# Proposals: CamelCase Compound Word Search
## Proposal A: Tokenizer-Level CamelCase Expansion
**Approach**: Extend the existing `hyphenAwareTokenizer` to split camelCase/PascalCase words into components, preserving the compound token. Split happens BEFORE lowercasing to detect case boundaries.
**Changes**:
- `orama-search-service.ts`: Modify tokenizer to add camelCase splitting
- Add `splitCamelCase()` helper function
- Rename tokenizer to `compoundWordTokenizer` (it now handles more than hyphens)
**Token expansion example**:
```
"FeatureStore" → ["featurestore", "feature", "store"]
"getHTTPResponse" → ["gethttpresponse", "get", "http", "response"]
"keyboard-first" → ["keyboard-first", "keyboard", "first"] (unchanged)
```
**Pros**:
- Symmetric: same tokenizer for indexing and querying
- Follows existing pattern (hyphen expansion)
- Minimal code change (~15 lines)
- Works for all camelCase patterns automatically
- No index schema changes
**Cons**:
- Increases token count per document (more index entries)
- Requires index cache invalidation
- Aggressive splitting on acronyms (e.g., "OAuth2" → ["oauth2", "o", "auth2"])
**Risk**: Low. Additive change — only adds tokens, never removes them.
---
## Proposal B: Query-Time Expansion (Pre-processing)

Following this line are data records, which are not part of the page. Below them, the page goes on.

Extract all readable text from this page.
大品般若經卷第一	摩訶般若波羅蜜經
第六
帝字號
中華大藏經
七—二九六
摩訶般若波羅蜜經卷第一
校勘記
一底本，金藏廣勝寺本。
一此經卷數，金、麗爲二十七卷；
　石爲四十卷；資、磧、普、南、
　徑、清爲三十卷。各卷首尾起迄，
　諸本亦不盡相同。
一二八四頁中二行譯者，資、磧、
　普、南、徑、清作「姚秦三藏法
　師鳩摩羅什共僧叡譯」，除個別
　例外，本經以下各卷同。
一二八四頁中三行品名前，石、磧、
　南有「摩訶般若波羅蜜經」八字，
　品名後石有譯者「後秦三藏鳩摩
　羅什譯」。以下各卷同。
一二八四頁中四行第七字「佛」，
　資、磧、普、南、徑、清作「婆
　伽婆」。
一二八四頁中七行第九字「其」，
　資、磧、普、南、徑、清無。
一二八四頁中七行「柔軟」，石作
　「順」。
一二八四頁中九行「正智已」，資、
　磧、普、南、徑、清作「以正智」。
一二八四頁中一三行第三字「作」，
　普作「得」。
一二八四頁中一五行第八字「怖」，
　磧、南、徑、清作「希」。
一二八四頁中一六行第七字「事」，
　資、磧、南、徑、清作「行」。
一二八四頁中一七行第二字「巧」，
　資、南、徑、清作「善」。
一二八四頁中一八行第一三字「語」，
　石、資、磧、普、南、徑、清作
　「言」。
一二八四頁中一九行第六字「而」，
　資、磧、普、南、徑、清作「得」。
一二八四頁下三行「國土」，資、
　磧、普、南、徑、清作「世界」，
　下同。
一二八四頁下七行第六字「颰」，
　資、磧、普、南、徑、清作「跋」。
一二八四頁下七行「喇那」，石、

**Approach**: Instead of changing the tokenizer, pre-process the search query to generate additional query variants. When user searches "feature store", also search for "featurestore" (concatenated). When user searches "featurestore", also search for "feature store" (camelCase-split).
**Changes**:
- `orama-search-service.ts`: Add query expansion in `search()`, `searchAll()`, `searchResources()`
- Run multiple Orama queries and merge/deduplicate results
**Query expansion example**:
```
"feature store" → also try "featurestore"
"featurestore" → also try "feature store" (but can't detect boundaries without case info)
```
**Pros**:
- No index changes needed
- No cache invalidation
- Targeted — only affects queries, not index size
**Cons**:
- Asymmetric: query expansion without index expansion means only one direction works
- Can't split "featurestore" (lowercase, no case boundaries) back into components
- Multiple Orama queries per search = performance cost
- Complex merging/deduplication logic
- Doesn't solve the general case — only works for space-separated → concatenated
**Risk**: Medium. Asymmetric approach creates edge cases.
---
## Proposal C: Index-Time Text Pre-processing
**Approach**: Before indexing, pre-process document text to insert spaces at camelCase boundaries. "FeatureStore migration" becomes "FeatureStore Feature Store migration" in the indexed text. Tokenizer stays unchanged.
**Changes**:
- `orama-search-service.ts`: Modify `taskToDoc()` and `resourceToDoc()` to expand camelCase in title/description fields before indexing
- Add `expandCamelCase(text)` helper that inserts space-separated versions alongside originals
**Pre-processing example**:
```
title: "Create YavapaiMFE ownership transfer"
→ indexed as: "Create YavapaiMFE Yavapai MFE ownership transfer"
```
**Pros**:
- Tokenizer unchanged (less risk)
- Only affects index, not queries
- Can be selective about which fields to expand
**Cons**:
- Asymmetric: index has expanded text, queries don't
- Searching "YavapaiMFE" as a query won't get split, but the index has both forms so it still works
- Bloats indexed text (duplicated content)
- Doesn't help when user types a camelCase query that needs splitting
- More complex — need to handle text expansion carefully to not break markdown/formatting
- Requires index cache invalidation (same as A)
**Risk**: Medium. Text manipulation before indexing is fragile.